Safety: A Privilege, a Practice, a Responsibility
- Olivier Charles

- Dec 11, 2025
- 2 min read
Last weekend in Tokyo, I visited a university student exhibition at the Museum of Contemporary Art.
The theme was “safety.”
It stopped me in my tracks.
I was fortunate enough not to be born in a land ravaged by war.
I’ve never had to run, hide, or fear for my life in the ways many children around the world do.
And yet — safety remains one of our deepest human needs.
When safety exists, our vision expands.
Hope flourishes.
Change becomes possible.
We can dream, grow, create.
Seeing the artwork of a younger generation was eye-opening.
Their honesty, their fears, their questions about the future…
It made me realise how much the world has shifted, and how deeply young people are carrying that weight.

And as a foreigner living in Japan, I’ll admit:
I don’t always feel safe either.
Not unsafe in a physical sense — but in the subtle ways polite judgment can question my right to belong.
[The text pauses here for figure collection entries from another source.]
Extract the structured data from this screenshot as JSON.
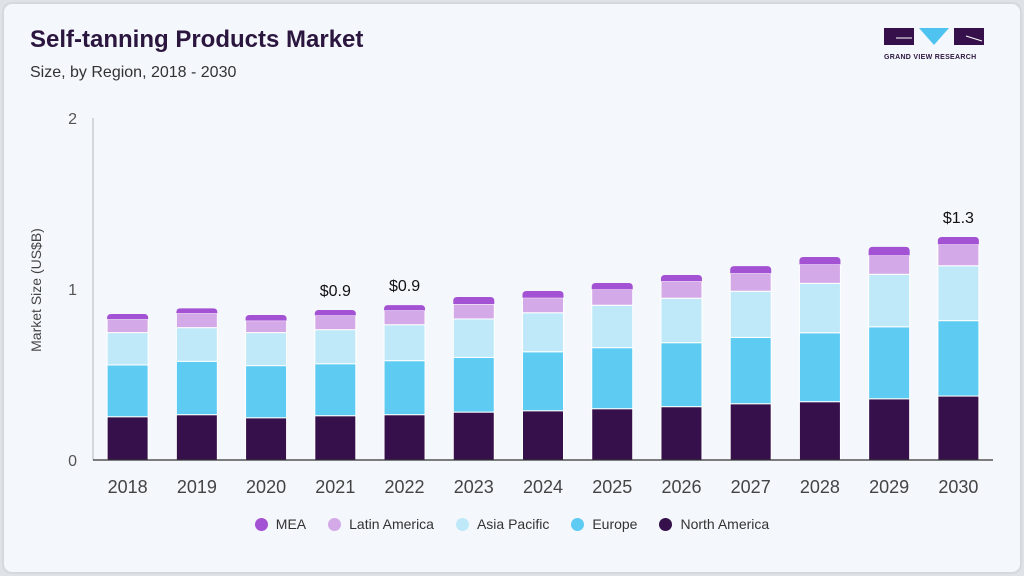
{
  "header": {
    "title": "Self-tanning Products Market",
    "subtitle": "Size, by Region, 2018 - 2030"
  },
  "logo": {
    "text": "GRAND VIEW RESEARCH"
  },
  "chart_data": {
    "type": "bar",
    "stacked": true,
    "title": "Self-tanning Products Market",
    "subtitle": "Size, by Region, 2018 - 2030",
    "xlabel": "",
    "ylabel": "Market Size (US$B)",
    "ylim": [
      0,
      2
    ],
    "yticks": [
      "0",
      "1",
      "2"
    ],
    "grid": false,
    "legend_position": "bottom",
    "categories": [
      "2018",
      "2019",
      "2020",
      "2021",
      "2022",
      "2023",
      "2024",
      "2025",
      "2026",
      "2027",
      "2028",
      "2029",
      "2030"
    ],
    "series": [
      {
        "name": "North America",
        "color": "#36104a",
        "values": [
          0.253,
          0.265,
          0.247,
          0.259,
          0.265,
          0.28,
          0.288,
          0.3,
          0.312,
          0.329,
          0.341,
          0.358,
          0.374
        ]
      },
      {
        "name": "Europe",
        "color": "#5ecbf3",
        "values": [
          0.303,
          0.312,
          0.305,
          0.304,
          0.316,
          0.32,
          0.345,
          0.357,
          0.374,
          0.388,
          0.403,
          0.421,
          0.441
        ]
      },
      {
        "name": "Asia Pacific",
        "color": "#bfe9f8",
        "values": [
          0.189,
          0.197,
          0.193,
          0.199,
          0.21,
          0.225,
          0.228,
          0.248,
          0.26,
          0.27,
          0.289,
          0.307,
          0.321
        ]
      },
      {
        "name": "Latin America",
        "color": "#d4a9e8",
        "values": [
          0.078,
          0.084,
          0.07,
          0.084,
          0.084,
          0.087,
          0.088,
          0.093,
          0.099,
          0.105,
          0.111,
          0.111,
          0.125
        ]
      },
      {
        "name": "MEA",
        "color": "#a452d4",
        "values": [
          0.031,
          0.029,
          0.033,
          0.031,
          0.031,
          0.041,
          0.039,
          0.037,
          0.037,
          0.042,
          0.043,
          0.049,
          0.043
        ]
      }
    ],
    "annotations": [
      {
        "category": "2021",
        "text": "$0.9"
      },
      {
        "category": "2022",
        "text": "$0.9"
      },
      {
        "category": "2030",
        "text": "$1.3"
      }
    ],
    "legend_order": [
      "MEA",
      "Latin America",
      "Asia Pacific",
      "Europe",
      "North America"
    ]
  }
}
A quiet kind of exclusion that is hard to name, but easy to feel.
So it made me reflect:
How does yoga therapy understand safety?
In yoga therapy, safety is not a luxury.
It is the foundation of healing.
Without safety — physical, emotional, relational, cultural —
the nervous system cannot settle,
the breath cannot deepen,
the mind cannot soften,
and the heart cannot trust.
Safety is what allows us to:
feel our emotions without fear
explore sensations without panic
express ourselves without shrinking
rest without looking over our shoulder
Only from safety can transformation truly begin.
So what can I do? How do I support our children — and the world?
Maybe I can’t fix everything.
But there are things I can offer:
Presence.
To listen without dismissing.
To hold space for their fears and hopes.
Permission.
To feel what they feel.
To question, to disagree, to dream differently.
Protection.
Not by over-controlling, but by creating environments where their dignity is respected.
Modeling.
Showing through my actions how to speak truth with compassion,
how to live with humility,
how to treat others with kindness even when I am afraid.
Belonging.
To let them know:
You matter. Your voice matters. The world needs you.
Yoga therapy reminds us that safety is not passive.
It is something we create, nurture, and practice —
in our homes, our conversations, our classrooms, our communities.
And maybe this is my work now:
to build pockets of safety wherever I can,
so that our children — and one another —
can grow with more courage, more clarity, and more hope.